Class FilterExistingRows

  • All Implemented Interfaces:
    LogicalOperator

    public final class FilterExistingRows
    extends AbstractRelationalJoin
    Filters records on the left based on the presence of matching records on the right.

    Row selection is controlled by checking whether the key values on the left can be found in the key fields of any record on the right. Records on the left whose keys match those of at least one record on the right are emitted on the output flow. A secondary flow consisting of those records which did not match is also produced; this output is the complement of the primary output with respect to the left input. In terms of relational algebra, this operator simultaneously performs a left semi-join and left anti-join on the two inputs.

    Depending on the value of AbstractRelationalJoin.getUseHashJoinHint() one of two procedures are used which affects the overall graph behavior.

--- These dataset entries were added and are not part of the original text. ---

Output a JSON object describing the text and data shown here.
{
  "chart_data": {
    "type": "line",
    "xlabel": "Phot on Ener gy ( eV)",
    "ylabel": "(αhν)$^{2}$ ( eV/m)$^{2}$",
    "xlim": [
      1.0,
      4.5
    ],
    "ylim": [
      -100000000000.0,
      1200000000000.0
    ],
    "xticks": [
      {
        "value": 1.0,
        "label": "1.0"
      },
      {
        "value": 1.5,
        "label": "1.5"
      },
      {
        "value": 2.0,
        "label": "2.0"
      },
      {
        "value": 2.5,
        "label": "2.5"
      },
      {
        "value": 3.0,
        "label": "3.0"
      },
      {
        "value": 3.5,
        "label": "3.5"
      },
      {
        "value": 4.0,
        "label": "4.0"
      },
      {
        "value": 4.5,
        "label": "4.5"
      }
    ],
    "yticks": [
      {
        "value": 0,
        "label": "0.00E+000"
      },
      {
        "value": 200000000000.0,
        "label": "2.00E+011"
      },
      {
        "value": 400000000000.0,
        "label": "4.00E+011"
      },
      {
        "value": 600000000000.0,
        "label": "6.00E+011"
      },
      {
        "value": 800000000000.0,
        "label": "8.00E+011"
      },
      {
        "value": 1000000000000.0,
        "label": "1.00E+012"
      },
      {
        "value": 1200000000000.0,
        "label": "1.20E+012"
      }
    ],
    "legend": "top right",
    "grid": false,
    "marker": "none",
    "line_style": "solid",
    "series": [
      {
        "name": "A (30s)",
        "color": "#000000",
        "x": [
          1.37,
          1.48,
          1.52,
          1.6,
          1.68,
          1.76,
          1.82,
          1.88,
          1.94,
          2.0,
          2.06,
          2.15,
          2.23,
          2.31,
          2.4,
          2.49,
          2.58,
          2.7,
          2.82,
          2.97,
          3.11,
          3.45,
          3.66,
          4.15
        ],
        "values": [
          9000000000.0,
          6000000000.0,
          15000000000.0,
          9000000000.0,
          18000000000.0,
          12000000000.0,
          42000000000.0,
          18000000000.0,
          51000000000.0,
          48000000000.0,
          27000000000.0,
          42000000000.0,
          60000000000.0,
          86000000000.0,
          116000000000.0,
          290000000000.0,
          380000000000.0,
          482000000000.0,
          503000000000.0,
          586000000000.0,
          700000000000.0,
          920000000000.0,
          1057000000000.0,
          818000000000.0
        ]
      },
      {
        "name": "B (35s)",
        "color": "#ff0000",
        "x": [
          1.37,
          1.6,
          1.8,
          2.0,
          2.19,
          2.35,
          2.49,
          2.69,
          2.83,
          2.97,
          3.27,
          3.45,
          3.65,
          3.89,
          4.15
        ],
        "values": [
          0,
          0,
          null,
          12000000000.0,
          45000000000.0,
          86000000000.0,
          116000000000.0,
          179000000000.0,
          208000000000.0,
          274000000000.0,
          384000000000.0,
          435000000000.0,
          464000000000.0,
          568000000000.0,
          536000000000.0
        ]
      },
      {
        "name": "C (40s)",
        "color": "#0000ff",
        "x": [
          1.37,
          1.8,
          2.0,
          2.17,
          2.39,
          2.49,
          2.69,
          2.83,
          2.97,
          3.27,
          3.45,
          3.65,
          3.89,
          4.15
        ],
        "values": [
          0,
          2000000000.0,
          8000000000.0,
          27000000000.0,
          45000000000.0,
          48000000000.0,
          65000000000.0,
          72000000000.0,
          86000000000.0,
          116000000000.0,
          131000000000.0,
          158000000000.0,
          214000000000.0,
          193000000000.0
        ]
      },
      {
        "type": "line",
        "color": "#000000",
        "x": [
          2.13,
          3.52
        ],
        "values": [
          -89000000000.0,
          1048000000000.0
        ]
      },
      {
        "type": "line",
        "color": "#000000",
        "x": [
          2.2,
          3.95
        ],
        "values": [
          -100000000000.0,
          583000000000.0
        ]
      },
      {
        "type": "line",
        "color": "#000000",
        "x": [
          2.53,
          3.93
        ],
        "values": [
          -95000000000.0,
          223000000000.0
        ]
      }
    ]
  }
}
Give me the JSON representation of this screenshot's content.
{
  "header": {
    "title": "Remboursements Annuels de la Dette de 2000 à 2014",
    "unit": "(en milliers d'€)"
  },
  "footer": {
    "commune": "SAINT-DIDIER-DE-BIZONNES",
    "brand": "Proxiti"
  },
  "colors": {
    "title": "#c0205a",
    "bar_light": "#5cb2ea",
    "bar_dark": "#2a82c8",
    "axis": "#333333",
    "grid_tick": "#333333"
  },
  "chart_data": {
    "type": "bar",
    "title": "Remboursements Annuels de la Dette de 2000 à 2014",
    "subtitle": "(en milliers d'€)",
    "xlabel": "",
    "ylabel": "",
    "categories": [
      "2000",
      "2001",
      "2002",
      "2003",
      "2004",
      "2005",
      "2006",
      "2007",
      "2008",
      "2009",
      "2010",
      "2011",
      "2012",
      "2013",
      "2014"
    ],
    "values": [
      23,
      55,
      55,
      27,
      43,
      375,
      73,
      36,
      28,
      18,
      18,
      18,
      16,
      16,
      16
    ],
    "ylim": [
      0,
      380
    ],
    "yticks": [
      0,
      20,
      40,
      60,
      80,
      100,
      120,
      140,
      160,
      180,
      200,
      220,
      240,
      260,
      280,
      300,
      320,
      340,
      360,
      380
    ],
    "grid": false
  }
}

    1. If hash join hint is false, input data will be sorted and hash partitioned by the specified keys (if not already sorted according to upstream metadata). Once sorted and partitioned, data is is them combined in a streaming fashion. Note that in the case that a join condition is specified, this will require buffering on the right-hand-side, increasing memory requirements if the right has a large number records with duplicate keys.
    2. If hash join hint is true, a full copy of the data from the right will be distributed to the cluster and loaded into memory within each node in the cluster. The left side will not be sorted or partitioned. Thus, the right side should always be small.
    • Constructor Detail

      • FilterExistingRows

        public FilterExistingRows()
        Default constructor. Prior to graph compilation, the following property must be set:
      • FilterExistingRows

        public FilterExistingRows​(JoinKey[] joinKeys)
        Performs a filter with the given set of join keys
        Parameters:
        joinKeys - the join keys
      • FilterExistingRows

        public FilterExistingRows​(List<JoinKey> joinKeys)
        Performs a filter with the given set of join keys
        Parameters:
        joinKeys - the join keys